You might be a little bit smarter and realise that the resultant vector must lie wholly in the x,y plane. That's because AX(BXC) is perpendicular to both A and (BXC) and (BXC) lies along the Z axis. That means it's a linear combination of B and C and the correct answer is a 'natural choice'. It becomes even more natural once you realise that e.g. the coefficient of B needs to be (a) a scalar and (b) a quantity with the same dimensions as AB. The dot product of the two is the simplest guess.

In some electromagnetic examples, you can show that a typical "scale" for one term is proportional to the "velocity scale" over the speed of light. For non-relativistic systems that means the term is negligibly small and can be ignored. That's great news because of Maxwell's four equations all but one have only one term on the right hand side, and that one has a factor of 1/c^2 in it. That saves the day.

And, as before, once you have solved a problem by dimensional analysis, not only might the original problem make more sense (hmm... I need a frequency and a time...), but others might start to as well. E.g. here's a simple problem:

"A man is walking home with his dog. His dog runs home 5 times faster than the man walks, and the man starts 5 miles out from his home. If the dog runs back and forth between the man and the house, how far will the dog have travelled?"

Here we have a length scale already in the problem - 5 miles. We do, however, suspect that the man and the dog are not going to cover the same distance. What else do we have? The number 5! And that's dimensionless, so the dog must cover 25 miles and that's the end of the story.
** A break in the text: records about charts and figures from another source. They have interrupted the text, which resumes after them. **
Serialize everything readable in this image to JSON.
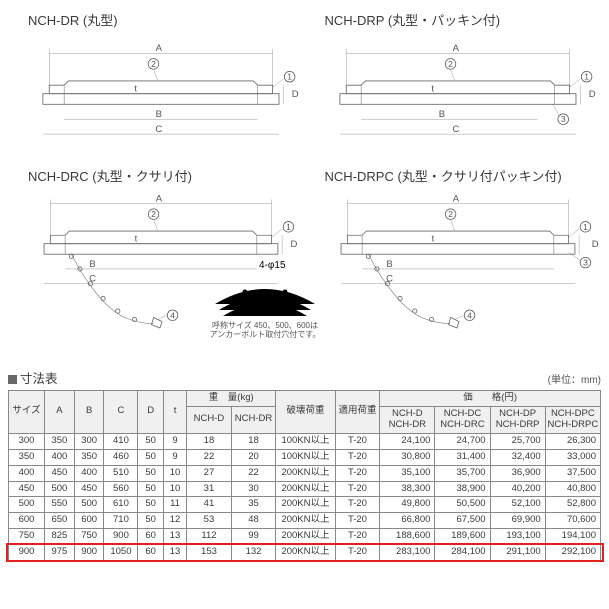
{
  "diagrams": [
    {
      "key": "dr",
      "title": "NCH-DR (丸型)"
    },
    {
      "key": "drp",
      "title": "NCH-DRP (丸型・パッキン付)"
    },
    {
      "key": "drc",
      "title": "NCH-DRC (丸型・クサリ付)"
    },
    {
      "key": "drpc",
      "title": "NCH-DRPC (丸型・クサリ付パッキン付)"
    }
  ],
  "arc_note": {
    "dim_label": "4-φ15",
    "text1": "呼称サイズ 450、500、600は",
    "text2": "アンカーボルト取付穴付です。"
  },
  "table": {
    "title": "寸法表",
    "unit_label": "(単位：mm)",
    "headers": {
      "size": "サイズ",
      "A": "A",
      "B": "B",
      "C": "C",
      "D": "D",
      "t": "t",
      "weight_group": "重　量(kg)",
      "weight_cols": [
        "NCH-D",
        "NCH-DR"
      ],
      "break_load": "破壊荷重",
      "applied_load": "適用荷重",
      "price_group": "価　　格(円)",
      "price_cols": [
        "NCH-D\nNCH-DR",
        "NCH-DC\nNCH-DRC",
        "NCH-DP\nNCH-DRP",
        "NCH-DPC\nNCH-DRPC"
      ]
    },
    "col_widths": {
      "size": 34,
      "A": 28,
      "B": 28,
      "C": 32,
      "D": 24,
      "t": 22,
      "w1": 42,
      "w2": 42,
      "break": 56,
      "applied": 42,
      "p": 52
    },
    "rows": [
      {
        "size": "300",
        "A": "350",
        "B": "300",
        "C": "410",
        "D": "50",
        "t": "9",
        "w1": "18",
        "w2": "18",
        "break": "100KN以上",
        "applied": "T-20",
        "p": [
          "24,100",
          "24,700",
          "25,700",
          "26,300"
        ]
      },
      {
        "size": "350",
        "A": "400",
        "B": "350",
        "C": "460",
        "D": "50",
        "t": "9",
        "w1": "22",
        "w2": "20",
        "break": "100KN以上",
        "applied": "T-20",
        "p": [
          "30,800",
          "31,400",
          "32,400",
          "33,000"
        ]
      },
      {
        "size": "400",
        "A": "450",
        "B": "400",
        "C": "510",
        "D": "50",
        "t": "10",
        "w1": "27",
        "w2": "22",
        "break": "200KN以上",
        "applied": "T-20",
        "p": [
          "35,100",
          "35,700",
          "36,900",
          "37,500"
        ]
      },
      {
        "size": "450",
        "A": "500",
        "B": "450",
        "C": "560",
        "D": "50",
        "t": "10",
        "w1": "31",
        "w2": "30",
        "break": "200KN以上",
        "applied": "T-20",
        "p": [
          "38,300",
          "38,900",
          "40,200",
          "40,800"
        ]
      },
      {
        "size": "500",
        "A": "550",
        "B": "500",
        "C": "610",
        "D": "50",
        "t": "11",
        "w1": "41",
        "w2": "35",
        "break": "200KN以上",
        "applied": "T-20",
        "p": [
          "49,800",
          "50,500",
          "52,100",
          "52,800"
        ]
      },
      {
        "size": "600",
        "A": "650",
        "B": "600",
        "C": "710",
        "D": "50",
        "t": "12",
        "w1": "53",
        "w2": "48",
        "break": "200KN以上",
        "applied": "T-20",
        "p": [
          "66,800",
          "67,500",
          "69,900",
          "70,600"
        ]
      },
      {
        "size": "750",
        "A": "825",
        "B": "750",
        "C": "900",
        "D": "60",
        "t": "13",
        "w1": "112",
        "w2": "99",
        "break": "200KN以上",
        "applied": "T-20",
        "p": [
          "188,600",
          "189,600",
          "193,100",
          "194,100"
        ]
      },
      {
        "size": "900",
        "A": "975",
        "B": "900",
        "C": "1050",
        "D": "60",
        "t": "13",
        "w1": "153",
        "w2": "132",
        "break": "200KN以上",
        "applied": "T-20",
        "p": [
          "283,100",
          "284,100",
          "291,100",
          "292,100"
        ]
      }
    ],
    "highlight_row_index": 7,
    "colors": {
      "border": "#888888",
      "header_bg": "#f0f0f0",
      "text": "#3a3a3a",
      "highlight": "#e22020"
    }
  }
}
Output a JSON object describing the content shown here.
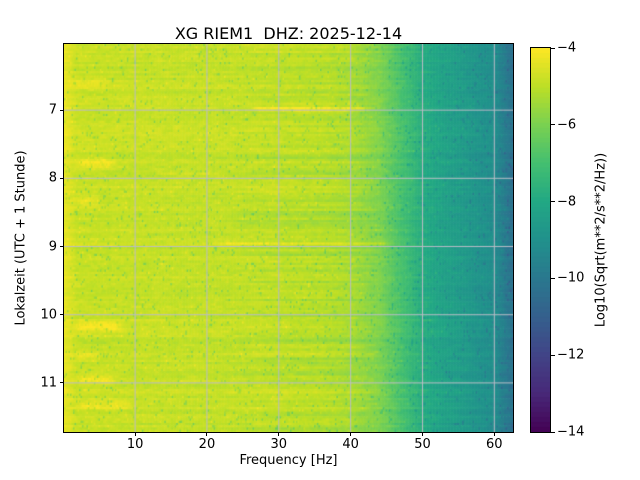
{
  "chart_data": {
    "type": "heatmap",
    "subtype": "spectrogram",
    "title": "XG RIEM1  DHZ: 2025-12-14",
    "xlabel": "Frequency [Hz]",
    "ylabel": "Lokalzeit (UTC + 1 Stunde)",
    "colorbar_label": "Log10(Sqrt(m**2/s**2/Hz))",
    "x_range_hz": [
      0.1,
      62.6
    ],
    "y_range_hours": [
      6.03,
      11.72
    ],
    "y_axis_direction": "time-increases-downward",
    "grid_on": true,
    "x_ticks": [
      {
        "value": 10,
        "label": "10"
      },
      {
        "value": 20,
        "label": "20"
      },
      {
        "value": 30,
        "label": "30"
      },
      {
        "value": 40,
        "label": "40"
      },
      {
        "value": 50,
        "label": "50"
      },
      {
        "value": 60,
        "label": "60"
      }
    ],
    "y_ticks": [
      {
        "value": 7,
        "label": "7"
      },
      {
        "value": 8,
        "label": "8"
      },
      {
        "value": 9,
        "label": "9"
      },
      {
        "value": 10,
        "label": "10"
      },
      {
        "value": 11,
        "label": "11"
      }
    ],
    "colorbar": {
      "orientation": "vertical",
      "range": [
        -14,
        -4
      ],
      "ticks": [
        {
          "value": -4,
          "label": "−4"
        },
        {
          "value": -6,
          "label": "−6"
        },
        {
          "value": -8,
          "label": "−8"
        },
        {
          "value": -10,
          "label": "−10"
        },
        {
          "value": -12,
          "label": "−12"
        },
        {
          "value": -14,
          "label": "−14"
        }
      ]
    },
    "colormap": {
      "name": "viridis",
      "stops": [
        [
          0.0,
          "#440154"
        ],
        [
          0.1,
          "#482878"
        ],
        [
          0.2,
          "#414487"
        ],
        [
          0.3,
          "#35608d"
        ],
        [
          0.4,
          "#2a788e"
        ],
        [
          0.5,
          "#21918c"
        ],
        [
          0.6,
          "#22a884"
        ],
        [
          0.7,
          "#44bf70"
        ],
        [
          0.8,
          "#7ad151"
        ],
        [
          0.9,
          "#bddf26"
        ],
        [
          1.0,
          "#fde725"
        ]
      ]
    },
    "background_profile_db": [
      [
        0.1,
        -4.35
      ],
      [
        0.9,
        -4.5
      ],
      [
        1.8,
        -4.8
      ],
      [
        5,
        -4.85
      ],
      [
        12,
        -4.85
      ],
      [
        22,
        -4.9
      ],
      [
        30,
        -5.0
      ],
      [
        36,
        -5.1
      ],
      [
        40,
        -5.3
      ],
      [
        44,
        -5.9
      ],
      [
        47,
        -6.9
      ],
      [
        50,
        -7.8
      ],
      [
        53,
        -8.3
      ],
      [
        56,
        -8.6
      ],
      [
        58,
        -8.9
      ],
      [
        60,
        -9.1
      ],
      [
        61,
        -9.6
      ],
      [
        62.6,
        -10.3
      ]
    ],
    "features": {
      "harmonic_lines": [
        {
          "time": 6.98,
          "f_start": 25,
          "f_end": 44,
          "boost": 1.2
        },
        {
          "time": 7.02,
          "f_start": 30,
          "f_end": 42,
          "boost": 0.5
        },
        {
          "time": 7.93,
          "f_start": 12,
          "f_end": 23,
          "boost": 0.35
        },
        {
          "time": 8.95,
          "f_start": 20,
          "f_end": 47,
          "boost": 0.65
        }
      ],
      "low_freq_bursts": [
        {
          "time": 6.62,
          "f_start": 1.5,
          "f_end": 7,
          "boost": 0.5
        },
        {
          "time": 7.78,
          "f_start": 2,
          "f_end": 8,
          "boost": 0.8
        },
        {
          "time": 8.33,
          "f_start": 1.5,
          "f_end": 6,
          "boost": 0.5
        },
        {
          "time": 10.17,
          "f_start": 2,
          "f_end": 9,
          "boost": 0.85
        },
        {
          "time": 10.6,
          "f_start": 1.5,
          "f_end": 6,
          "boost": 0.45
        },
        {
          "time": 10.95,
          "f_start": 2,
          "f_end": 8,
          "boost": 0.7
        },
        {
          "time": 11.33,
          "f_start": 2,
          "f_end": 10,
          "boost": 0.55
        }
      ]
    },
    "noise": {
      "seed": 20251214,
      "cell_sigma": 0.3,
      "row_sigma": 0.16,
      "streak_band": [
        22,
        46
      ],
      "streak_extra": 0.26,
      "dark_speckle_prob": 0.045,
      "bright_speckle_prob": 0.015
    },
    "grid_color": "#babcc6"
  }
}
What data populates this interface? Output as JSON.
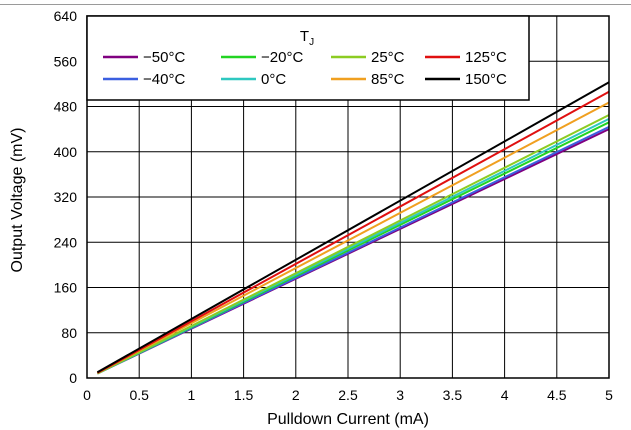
{
  "chart_data": {
    "type": "line",
    "xlabel": "Pulldown Current (mA)",
    "ylabel": "Output Voltage (mV)",
    "xlim": [
      0,
      5
    ],
    "ylim": [
      0,
      640
    ],
    "x_ticks": [
      "0",
      "0.5",
      "1",
      "1.5",
      "2",
      "2.5",
      "3",
      "3.5",
      "4",
      "4.5",
      "5"
    ],
    "y_ticks": [
      "0",
      "80",
      "160",
      "240",
      "320",
      "400",
      "480",
      "560",
      "640"
    ],
    "grid": true,
    "legend": {
      "title_main": "T",
      "title_sub": "J",
      "placement": "top-left"
    },
    "series": [
      {
        "name": "−50°C",
        "color": "#800080",
        "x": [
          0.1,
          5
        ],
        "y": [
          8,
          440
        ]
      },
      {
        "name": "−40°C",
        "color": "#3b5fe0",
        "x": [
          0.1,
          5
        ],
        "y": [
          8,
          444
        ]
      },
      {
        "name": "−20°C",
        "color": "#22d422",
        "x": [
          0.1,
          5
        ],
        "y": [
          8,
          452
        ]
      },
      {
        "name": "0°C",
        "color": "#2ec8c0",
        "x": [
          0.1,
          5
        ],
        "y": [
          8,
          458
        ]
      },
      {
        "name": "25°C",
        "color": "#8ccc22",
        "x": [
          0.1,
          5
        ],
        "y": [
          8,
          465
        ]
      },
      {
        "name": "85°C",
        "color": "#f0a020",
        "x": [
          0.1,
          5
        ],
        "y": [
          9,
          487
        ]
      },
      {
        "name": "125°C",
        "color": "#e01010",
        "x": [
          0.1,
          5
        ],
        "y": [
          9,
          506
        ]
      },
      {
        "name": "150°C",
        "color": "#000000",
        "x": [
          0.1,
          5
        ],
        "y": [
          10,
          523
        ]
      }
    ]
  }
}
That's it for now, that turned out longer than I expected - as an exercise, give a (non-dimensional) explanation of why 25 miles is right, and come up with a similar question where there is some parameter whose dimensions make it unnecessary (e.g. mass) but which looks like it might matter (as in the pendulum example, or a projectile based question). Then you can be smug and know why it CAN'T POSSIBLY MATTER whilst everyone around you is trying to get it to cancel out of their equations.